Milan Memilih Bangkit Bersama Anak-Anak Muda
“Berikan aku 1000 orang tua, niscaya akan kucabut
Semeru dari akarnya. Berikan aku 10 pemuda, niscaya akan kuguncangkan dunia”
Kutipan kata mutiara dari Bung Karno diatas mungkin
tidak pernah sampai ke telinga arsitek AC Milan, Vincenzo Montella.
Namun, performa I Rossoneri sampai pekan ke 9 Serie A
mempertontonkan makna di balik kata mutiara Bung Karno itu.
Mereka yang muda mempunyai potensi besar untuk
menghadirkan prestasi dan pencapaian fenomenal.
Kemenangan 1-0 Milan atas penguasa Liga Italia selama
5 musim beruntun, Juventus pada pekan ke 9 Serie A Italia mengantarkan mereka
hanya berjarak 2 poin dari puncak klasemen.
Secara psikologis, kemenangan atas Juventus juga
semakin meningkatkan mentalitas anak asuh Montella dalam mengarungi Serie A
Italia musim 2016/2017.
Bagaimana tidak, sebelum laga melawan Juve digelar,
AC Milan membawa catatan 12 pertemuan tidak pernah menang kala bersua dengan Si
Nyonya Tua.
Bisa dibayangkan euforia di kamar ganti Milan usai
kemenangan tersebut.
Montella secara spesifik bahkan menyadari bahwa kini
Milan bukan sekedar kuda hitam lagi dimata kontestan Serie A lainnya, tetapi
sudah memegang status sebagai salahsatu kontestan utama perebutan Scudetto
musim ini.
“Setelah menang lawan Juve dan berjarak hanya dua
poin dari puncak klasemen, lawan-lawan akan menghadapi kami dengan cara dan
tekanan yang berbeda” kata Montella.
Yap, Milan kini tengah menjalani periode positif yang
berpotensi mengantarkan mereka pada hasil positif di akhir musim.

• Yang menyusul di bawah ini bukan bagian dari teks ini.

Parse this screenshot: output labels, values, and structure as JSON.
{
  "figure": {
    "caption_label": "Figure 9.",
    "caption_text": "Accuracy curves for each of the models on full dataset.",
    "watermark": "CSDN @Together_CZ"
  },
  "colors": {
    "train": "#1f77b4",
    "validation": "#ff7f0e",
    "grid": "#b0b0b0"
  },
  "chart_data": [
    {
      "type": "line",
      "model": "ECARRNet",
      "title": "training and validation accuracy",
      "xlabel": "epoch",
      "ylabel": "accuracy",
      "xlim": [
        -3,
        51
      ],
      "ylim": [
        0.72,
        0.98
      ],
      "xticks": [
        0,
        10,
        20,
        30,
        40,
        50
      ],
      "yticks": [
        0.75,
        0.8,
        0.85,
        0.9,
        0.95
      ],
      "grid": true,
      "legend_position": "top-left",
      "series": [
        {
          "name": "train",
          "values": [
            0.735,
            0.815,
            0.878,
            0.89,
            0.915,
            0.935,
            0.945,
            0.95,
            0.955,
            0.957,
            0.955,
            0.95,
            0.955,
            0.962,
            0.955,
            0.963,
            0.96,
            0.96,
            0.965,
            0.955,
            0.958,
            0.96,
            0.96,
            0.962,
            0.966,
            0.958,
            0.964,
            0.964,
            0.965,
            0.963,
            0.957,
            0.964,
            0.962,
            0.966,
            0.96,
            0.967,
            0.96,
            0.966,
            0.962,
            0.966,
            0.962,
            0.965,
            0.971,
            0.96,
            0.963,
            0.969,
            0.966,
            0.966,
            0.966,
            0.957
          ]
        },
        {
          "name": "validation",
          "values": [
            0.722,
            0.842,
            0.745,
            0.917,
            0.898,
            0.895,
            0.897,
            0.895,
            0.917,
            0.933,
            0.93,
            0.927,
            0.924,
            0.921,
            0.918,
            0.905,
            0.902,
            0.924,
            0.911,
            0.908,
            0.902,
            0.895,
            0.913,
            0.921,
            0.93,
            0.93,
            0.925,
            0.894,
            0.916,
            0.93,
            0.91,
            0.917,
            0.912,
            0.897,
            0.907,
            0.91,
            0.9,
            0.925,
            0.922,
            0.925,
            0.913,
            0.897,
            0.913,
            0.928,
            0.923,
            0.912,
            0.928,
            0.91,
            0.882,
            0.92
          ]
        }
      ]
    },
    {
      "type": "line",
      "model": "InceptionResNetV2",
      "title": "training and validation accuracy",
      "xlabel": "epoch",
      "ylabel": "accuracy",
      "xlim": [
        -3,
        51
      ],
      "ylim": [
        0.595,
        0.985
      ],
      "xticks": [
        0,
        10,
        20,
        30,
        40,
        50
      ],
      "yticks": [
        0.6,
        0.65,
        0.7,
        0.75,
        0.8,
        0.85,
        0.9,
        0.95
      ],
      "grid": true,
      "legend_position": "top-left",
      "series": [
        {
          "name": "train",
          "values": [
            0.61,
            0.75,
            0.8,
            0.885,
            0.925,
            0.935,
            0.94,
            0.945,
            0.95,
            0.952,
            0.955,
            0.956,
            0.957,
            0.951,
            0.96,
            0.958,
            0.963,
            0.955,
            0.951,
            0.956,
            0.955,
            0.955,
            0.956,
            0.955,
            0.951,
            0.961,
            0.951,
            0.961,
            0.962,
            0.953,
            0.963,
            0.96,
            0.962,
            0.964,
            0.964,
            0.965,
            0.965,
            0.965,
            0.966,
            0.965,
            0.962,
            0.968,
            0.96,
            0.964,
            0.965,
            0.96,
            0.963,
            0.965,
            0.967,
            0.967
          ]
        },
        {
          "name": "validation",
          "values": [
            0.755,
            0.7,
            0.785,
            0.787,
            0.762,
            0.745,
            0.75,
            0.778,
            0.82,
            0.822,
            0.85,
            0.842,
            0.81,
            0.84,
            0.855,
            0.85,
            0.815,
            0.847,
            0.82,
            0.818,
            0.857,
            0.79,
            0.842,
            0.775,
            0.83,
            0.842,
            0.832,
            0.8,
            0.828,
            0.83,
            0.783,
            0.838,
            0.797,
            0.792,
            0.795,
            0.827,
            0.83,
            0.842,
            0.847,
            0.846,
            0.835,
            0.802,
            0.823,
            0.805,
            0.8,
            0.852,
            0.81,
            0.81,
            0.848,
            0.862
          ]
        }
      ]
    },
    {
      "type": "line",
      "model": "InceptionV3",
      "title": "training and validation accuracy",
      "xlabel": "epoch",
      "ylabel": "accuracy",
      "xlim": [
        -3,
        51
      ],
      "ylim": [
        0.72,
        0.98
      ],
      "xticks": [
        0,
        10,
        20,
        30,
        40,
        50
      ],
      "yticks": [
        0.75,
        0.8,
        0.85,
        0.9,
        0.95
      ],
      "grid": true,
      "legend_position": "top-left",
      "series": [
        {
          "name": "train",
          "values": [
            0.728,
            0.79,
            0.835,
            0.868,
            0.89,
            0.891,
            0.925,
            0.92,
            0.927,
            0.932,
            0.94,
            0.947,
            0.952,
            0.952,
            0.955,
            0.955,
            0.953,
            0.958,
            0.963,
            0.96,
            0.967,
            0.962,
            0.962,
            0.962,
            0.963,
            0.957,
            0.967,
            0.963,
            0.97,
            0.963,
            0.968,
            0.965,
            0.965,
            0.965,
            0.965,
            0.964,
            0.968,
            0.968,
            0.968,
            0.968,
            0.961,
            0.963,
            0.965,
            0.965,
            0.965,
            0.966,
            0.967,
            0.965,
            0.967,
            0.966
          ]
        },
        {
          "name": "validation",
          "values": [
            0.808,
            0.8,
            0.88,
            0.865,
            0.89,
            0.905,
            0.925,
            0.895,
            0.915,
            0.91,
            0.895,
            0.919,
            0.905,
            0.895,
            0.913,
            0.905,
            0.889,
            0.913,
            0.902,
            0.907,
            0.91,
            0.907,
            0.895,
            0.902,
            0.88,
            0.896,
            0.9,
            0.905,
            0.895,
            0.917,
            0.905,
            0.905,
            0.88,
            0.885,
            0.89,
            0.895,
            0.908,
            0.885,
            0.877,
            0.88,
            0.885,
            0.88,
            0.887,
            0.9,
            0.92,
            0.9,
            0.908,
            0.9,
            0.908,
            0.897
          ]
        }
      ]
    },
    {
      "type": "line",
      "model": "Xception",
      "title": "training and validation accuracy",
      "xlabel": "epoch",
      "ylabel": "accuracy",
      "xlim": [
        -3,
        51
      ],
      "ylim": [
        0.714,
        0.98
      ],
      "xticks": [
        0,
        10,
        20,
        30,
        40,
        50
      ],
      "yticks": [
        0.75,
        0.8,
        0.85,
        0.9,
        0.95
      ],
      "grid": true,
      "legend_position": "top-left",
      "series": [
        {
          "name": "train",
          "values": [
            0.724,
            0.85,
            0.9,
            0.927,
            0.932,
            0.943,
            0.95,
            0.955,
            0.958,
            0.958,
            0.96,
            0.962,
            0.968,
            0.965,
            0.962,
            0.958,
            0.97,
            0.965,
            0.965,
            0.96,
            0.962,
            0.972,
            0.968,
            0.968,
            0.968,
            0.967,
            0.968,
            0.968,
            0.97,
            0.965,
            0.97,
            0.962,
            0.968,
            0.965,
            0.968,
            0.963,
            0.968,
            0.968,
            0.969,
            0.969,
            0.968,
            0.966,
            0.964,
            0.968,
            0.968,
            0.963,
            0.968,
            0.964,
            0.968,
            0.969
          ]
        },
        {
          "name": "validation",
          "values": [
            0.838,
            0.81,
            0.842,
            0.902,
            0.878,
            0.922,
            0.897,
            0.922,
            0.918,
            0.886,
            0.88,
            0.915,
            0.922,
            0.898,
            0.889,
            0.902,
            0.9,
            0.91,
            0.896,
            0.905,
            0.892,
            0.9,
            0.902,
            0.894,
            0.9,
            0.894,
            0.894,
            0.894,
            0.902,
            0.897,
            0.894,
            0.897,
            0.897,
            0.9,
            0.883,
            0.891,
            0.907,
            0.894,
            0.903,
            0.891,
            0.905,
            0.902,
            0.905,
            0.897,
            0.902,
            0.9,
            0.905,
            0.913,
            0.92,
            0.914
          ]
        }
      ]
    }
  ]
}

Menariknya, pencapaian Milan saat ini dibangun diatas
pondasi tim yang didominasi pemain-pemain muda berusia dibawah 20 tahun, baru
menginjak umur 20 tahun awal dan sisanya adalah pemain yang berusia di bawah 30
tahun.
Kondisi ini terbilang kontradiktif dengan pemandangan
umum yang sering terlihat pada skuad Milan.
Masa keemasan Milan era tahun 2000-an ditandai dengan
komposisi pemain bintang yang sudah
matang disemua lini.
Carlo Ancelotti punya Dida, Maldini, Nesta, Pirlo,
Rui Costa, Seedorf, Inzaghi dan Shevchenko dalam deretan bintang utama The
Dream Teamnya.
Diluar itu, ada nama Costacurta, Cafu, Jaap Stam dan
Serginho sebagai perwakilan pemain berumur diatas 30 tahun yang jadi bagian
dari The Dream Team Milan.
Komposisi pemain bintang ini nyaris tidak banyak
mengalami perubahan di tangan Ancelotti meski beberapa diantara bintang-bintang
tersebut sudah menginjak usia diatas 30 tahun, usia dimana masa keemasan
pesepakbola umumnya sudah lewat.
Rasanya hanya Kaka pemain muda yang menonjol di masa
Ancelotti.
Tidak heran jika Milan kemudian identik sebagai tim
sukses berisikan pemain-pemain bintang yang sudah berumur.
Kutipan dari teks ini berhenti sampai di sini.